On Wednesday 19 July Liberal Democrats leader Sir Menzies Campbell faced a specially selected Newsnight audience to discuss his vision for the party, his leadership and his record so far. So what did the audience think? Some of them sent us their views of Sir Menzies' performance.
I was impressed by him. His decency and kind of political righteousness was exuding and marks him well apart from Blair and Cameron. Just on this performance I feel he deserves a chance and I will vote for him. Nearer election time will he build a team around him as good I wonder?
He came across more personable than reported in the media and gave a good account of himself especially against the criticism of his age and passion for his policies.
I have always voted Liberal with the vain hope that one day proportional representation will become a reality. As a leader Campbell needs to give priority to learning the media tricks to get the attention first, and only then will all his other qualities make any impression on the electorate. Media is King now - can't beat them so join them!
I was impressed by his performance. He was almost certainly stung by the personal criticism but he dealt with it head-on. He actually answered all the questions he was asked, there was no attempt by him to avoid awkward areas or divert the conversation. Overall he came over, as ever, with integrity and honesty. He did come to the green room afterwards, where he was extremely friendly and approachable. He was still unwilling to talk about the possibility of a coalition however, even off screen. Sir Menzies Campbell is a much stronger politician than he is allowed to appear in the House of Commons where, rather like Charles Kennedy, he is somewhat patronised.
Sir Menzies is everything you could wish for in a grandfather but I remain unconvinced he should be leading a major political party in the 21st century. With the exception of his proposal to abandon the 50% tax on the rich, I agree with the party's main policies, but feel they would be better coming from a younger, more street-wise champion of individual freedoms.
I was disappointed to hear his response to the Newsnight poll putting Charles Kennedy ahead of him. I thought that he was rather na´ve in his opening statement to say - I've only been in the job a few months - and to give him more time for people to judge. As a leader of a political party his performance and style is being assessed all the time, more so when he has just taken up the role as the leader. I felt the poll not only reflected the lack of impact he has made within his own party but also with the undecided voter.
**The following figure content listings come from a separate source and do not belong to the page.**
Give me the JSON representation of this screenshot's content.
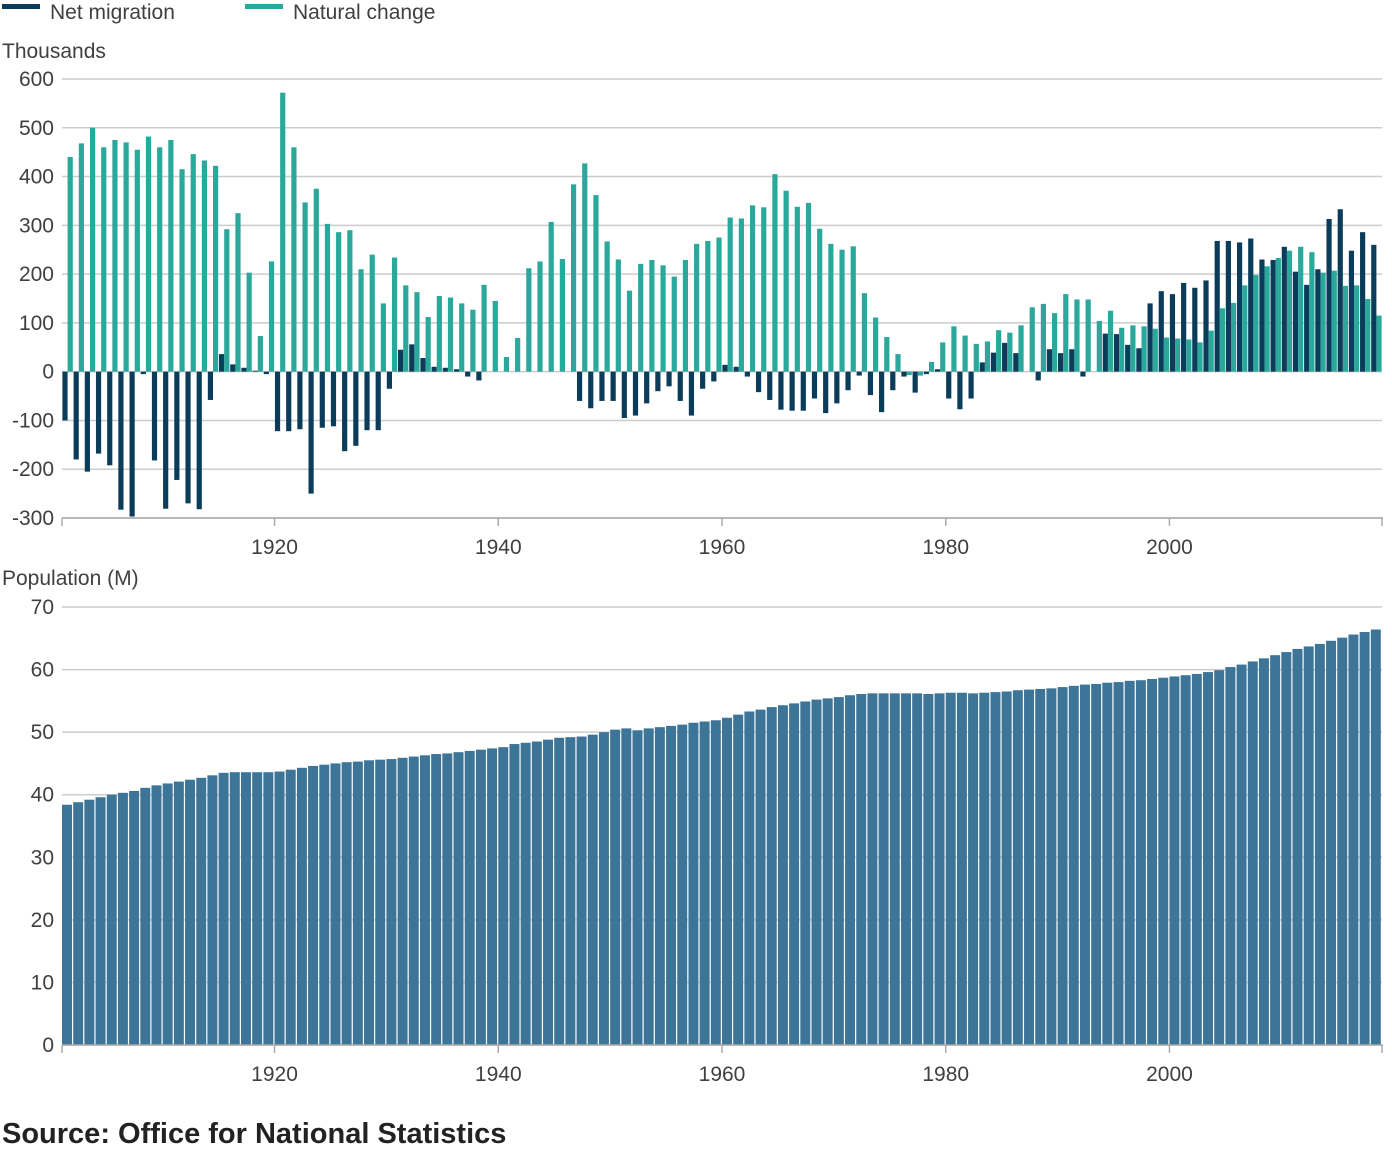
{
  "legend": {
    "net_migration": "Net migration",
    "natural_change": "Natural change"
  },
  "colors": {
    "net_migration": "#0b3d5b",
    "natural_change": "#29a89b",
    "population": "#3d7599",
    "grid": "#cccccc"
  },
  "source": "Source: Office for National Statistics",
  "chart_data": [
    {
      "type": "bar",
      "ylabel": "Thousands",
      "ylim": [
        -300,
        600
      ],
      "yticks": [
        600,
        500,
        400,
        300,
        200,
        100,
        0,
        -100,
        -200,
        -300
      ],
      "xticks": [
        1920,
        1940,
        1960,
        1980,
        2000
      ],
      "xlim": [
        1901,
        2018
      ],
      "grid": true,
      "legend_position": "top-left",
      "x": [
        1901,
        1902,
        1903,
        1904,
        1905,
        1906,
        1907,
        1908,
        1909,
        1910,
        1911,
        1912,
        1913,
        1914,
        1915,
        1916,
        1917,
        1918,
        1919,
        1920,
        1921,
        1922,
        1923,
        1924,
        1925,
        1926,
        1927,
        1928,
        1929,
        1930,
        1931,
        1932,
        1933,
        1934,
        1935,
        1936,
        1937,
        1938,
        1939,
        1940,
        1941,
        1942,
        1943,
        1944,
        1945,
        1946,
        1947,
        1948,
        1949,
        1950,
        1951,
        1952,
        1953,
        1954,
        1955,
        1956,
        1957,
        1958,
        1959,
        1960,
        1961,
        1962,
        1963,
        1964,
        1965,
        1966,
        1967,
        1968,
        1969,
        1970,
        1971,
        1972,
        1973,
        1974,
        1975,
        1976,
        1977,
        1978,
        1979,
        1980,
        1981,
        1982,
        1983,
        1984,
        1985,
        1986,
        1987,
        1988,
        1989,
        1990,
        1991,
        1992,
        1993,
        1994,
        1995,
        1996,
        1997,
        1998,
        1999,
        2000,
        2001,
        2002,
        2003,
        2004,
        2005,
        2006,
        2007,
        2008,
        2009,
        2010,
        2011,
        2012,
        2013,
        2014,
        2015,
        2016,
        2017,
        2018
      ],
      "series": [
        {
          "name": "Natural change",
          "values": [
            440,
            468,
            500,
            460,
            475,
            470,
            455,
            482,
            460,
            475,
            415,
            446,
            433,
            422,
            292,
            325,
            203,
            73,
            226,
            572,
            460,
            347,
            375,
            303,
            286,
            290,
            210,
            240,
            140,
            234,
            177,
            163,
            112,
            155,
            152,
            140,
            127,
            178,
            145,
            30,
            69,
            212,
            226,
            307,
            231,
            384,
            427,
            362,
            267,
            230,
            166,
            221,
            229,
            218,
            195,
            229,
            262,
            268,
            275,
            316,
            314,
            341,
            337,
            405,
            371,
            338,
            346,
            293,
            262,
            250,
            257,
            161,
            111,
            71,
            36,
            -7,
            -8,
            20,
            60,
            93,
            74,
            57,
            62,
            85,
            80,
            95,
            132,
            139,
            120,
            159,
            148,
            148,
            104,
            125,
            90,
            95,
            93,
            88,
            70,
            68,
            66,
            60,
            84,
            130,
            141,
            177,
            198,
            216,
            233,
            248,
            256,
            245,
            203,
            207,
            176,
            177,
            149,
            115
          ]
        },
        {
          "name": "Net migration",
          "values": [
            -100,
            -180,
            -205,
            -168,
            -192,
            -283,
            -297,
            -5,
            -182,
            -281,
            -222,
            -270,
            -282,
            -58,
            36,
            15,
            8,
            2,
            -5,
            -122,
            -122,
            -118,
            -250,
            -115,
            -112,
            -163,
            -152,
            -120,
            -120,
            -35,
            45,
            56,
            28,
            10,
            8,
            5,
            -10,
            -18,
            0,
            0,
            0,
            0,
            0,
            0,
            0,
            0,
            -60,
            -75,
            -60,
            -60,
            -95,
            -90,
            -65,
            -40,
            -30,
            -60,
            -90,
            -35,
            -20,
            14,
            10,
            -10,
            -42,
            -58,
            -78,
            -80,
            -80,
            -55,
            -85,
            -65,
            -38,
            -8,
            -48,
            -83,
            -38,
            -10,
            -43,
            -5,
            5,
            -55,
            -77,
            -55,
            19,
            39,
            59,
            38,
            0,
            -18,
            46,
            38,
            46,
            -10,
            0,
            78,
            77,
            55,
            48,
            140,
            165,
            159,
            182,
            172,
            187,
            268,
            268,
            265,
            273,
            230,
            229,
            256,
            205,
            178,
            210,
            313,
            333,
            248,
            286,
            260
          ]
        }
      ]
    },
    {
      "type": "bar",
      "ylabel": "Population (M)",
      "ylim": [
        0,
        70
      ],
      "yticks": [
        70,
        60,
        50,
        40,
        30,
        20,
        10,
        0
      ],
      "xticks": [
        1920,
        1940,
        1960,
        1980,
        2000
      ],
      "xlim": [
        1901,
        2018
      ],
      "grid": true,
      "x": [
        1901,
        1902,
        1903,
        1904,
        1905,
        1906,
        1907,
        1908,
        1909,
        1910,
        1911,
        1912,
        1913,
        1914,
        1915,
        1916,
        1917,
        1918,
        1919,
        1920,
        1921,
        1922,
        1923,
        1924,
        1925,
        1926,
        1927,
        1928,
        1929,
        1930,
        1931,
        1932,
        1933,
        1934,
        1935,
        1936,
        1937,
        1938,
        1939,
        1940,
        1941,
        1942,
        1943,
        1944,
        1945,
        1946,
        1947,
        1948,
        1949,
        1950,
        1951,
        1952,
        1953,
        1954,
        1955,
        1956,
        1957,
        1958,
        1959,
        1960,
        1961,
        1962,
        1963,
        1964,
        1965,
        1966,
        1967,
        1968,
        1969,
        1970,
        1971,
        1972,
        1973,
        1974,
        1975,
        1976,
        1977,
        1978,
        1979,
        1980,
        1981,
        1982,
        1983,
        1984,
        1985,
        1986,
        1987,
        1988,
        1989,
        1990,
        1991,
        1992,
        1993,
        1994,
        1995,
        1996,
        1997,
        1998,
        1999,
        2000,
        2001,
        2002,
        2003,
        2004,
        2005,
        2006,
        2007,
        2008,
        2009,
        2010,
        2011,
        2012,
        2013,
        2014,
        2015,
        2016,
        2017,
        2018
      ],
      "series": [
        {
          "name": "Population",
          "values": [
            38.4,
            38.8,
            39.2,
            39.6,
            40.0,
            40.3,
            40.6,
            41.1,
            41.5,
            41.8,
            42.1,
            42.4,
            42.7,
            43.1,
            43.5,
            43.6,
            43.6,
            43.6,
            43.6,
            43.7,
            44.0,
            44.3,
            44.6,
            44.8,
            45.0,
            45.2,
            45.3,
            45.5,
            45.6,
            45.7,
            45.9,
            46.1,
            46.3,
            46.5,
            46.6,
            46.8,
            47.0,
            47.2,
            47.4,
            47.6,
            48.1,
            48.3,
            48.5,
            48.8,
            49.1,
            49.2,
            49.3,
            49.6,
            50.0,
            50.4,
            50.6,
            50.3,
            50.6,
            50.8,
            51.0,
            51.2,
            51.5,
            51.7,
            51.9,
            52.3,
            52.8,
            53.3,
            53.6,
            54.0,
            54.3,
            54.6,
            54.9,
            55.2,
            55.4,
            55.6,
            55.9,
            56.1,
            56.2,
            56.2,
            56.2,
            56.2,
            56.2,
            56.1,
            56.2,
            56.3,
            56.3,
            56.2,
            56.3,
            56.4,
            56.5,
            56.7,
            56.8,
            56.9,
            57.0,
            57.2,
            57.4,
            57.6,
            57.7,
            57.9,
            58.0,
            58.2,
            58.3,
            58.5,
            58.7,
            58.9,
            59.1,
            59.3,
            59.6,
            59.9,
            60.4,
            60.8,
            61.3,
            61.8,
            62.3,
            62.8,
            63.3,
            63.7,
            64.1,
            64.6,
            65.1,
            65.6,
            66.0,
            66.4
          ]
        }
      ]
    }
  ]
}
A challenge to the policy of returning low level offenders back into the community was not answered - choosing to focus instead on how they would ensure serious offenders stayed in prison longer. On the other hand he did display some of the passion he had been lacking when answering questions on the environment and taxation - though perhaps this was a reaction to the direct challenges put before him. In the Green Room afterwards he chatted about proportional representation and one or two other points relating to the programme. He insisted that PR remained a cornerstone of Lib Dem policy and also reiterated that fact he had an opportunity to become a judge instead opting for the political career. Overall though I wasn't convinced and did not feel that on this performance I would be ready to vote for the Lib Dems.
I was impressed by Sir Menzies' performance, but I am a keen supporter and had intended to vote Lib Dem in any case. However, while some take kindly to Sir Menzies' cold intellectualism, the issue on which he failed to convince is his ability to wage a 21st century campaign. With much of today's campaigning dependent on style and flair, a candidate needs a truly inspirational bearing to attract new voters. Can Sir Menzies really compete with the likes of Blair and Cameron in this department? I remain unconvinced, and the statistics supporting Charles Kennedy over the current leader is telling; for all his failings, Kennedy was a beloved figure, and Sir Menzies needs to engage the swing vote as much as his predecessor. After the show, another audience member emphasised the need for "soundbites", and I think this could not be more true: Sir Menzies needs more stage presence to erode the other parties' power base, as at present it seems that only those willing to devote time to the issues (ie the young and politically active) are likely to vote in his favour, and those outside this demographic would probably find the easy performances of Labour or the Conservative party more attractive. In short, the gloves must come off and must come off soon.
Sir Menzies' performance was a credible one. The passion and charisma, which he so often lacks in PMQs, came out as he begun to feel more at ease. However, I felt that he fails to realise the supreme bargaining position a hung Parliament could give the party. It could provide the opportunity to get policies such as proportional representation through Parliament. As such, voters are keen to know which party the Liberal Democrats would be most likely to align themselves with in that situation.
Sir Menzies was persuasive in policy terms. However, the Liberal Democrats must do more to get their policies out to people. A large part of this relies on having a strong, passionate leader who can communicate policy succinctly. Much work is required here in order to present the real alternative in British politics.
The passion Sir Menzies has for politics is much more apparent in reality when compared to his television presence. Having always agreed with most Lib Dem policy but lacking confidence in their strength as a party, in my eyes Sir Menzies represented himself and his party well. He has persuaded me to think again about considering the Liberal Democrats as a real and viable political force in British politics. The chances are I will probably vote liberal in the next election - but it DID take a Newsnight special and a real-life meeting to persuade me.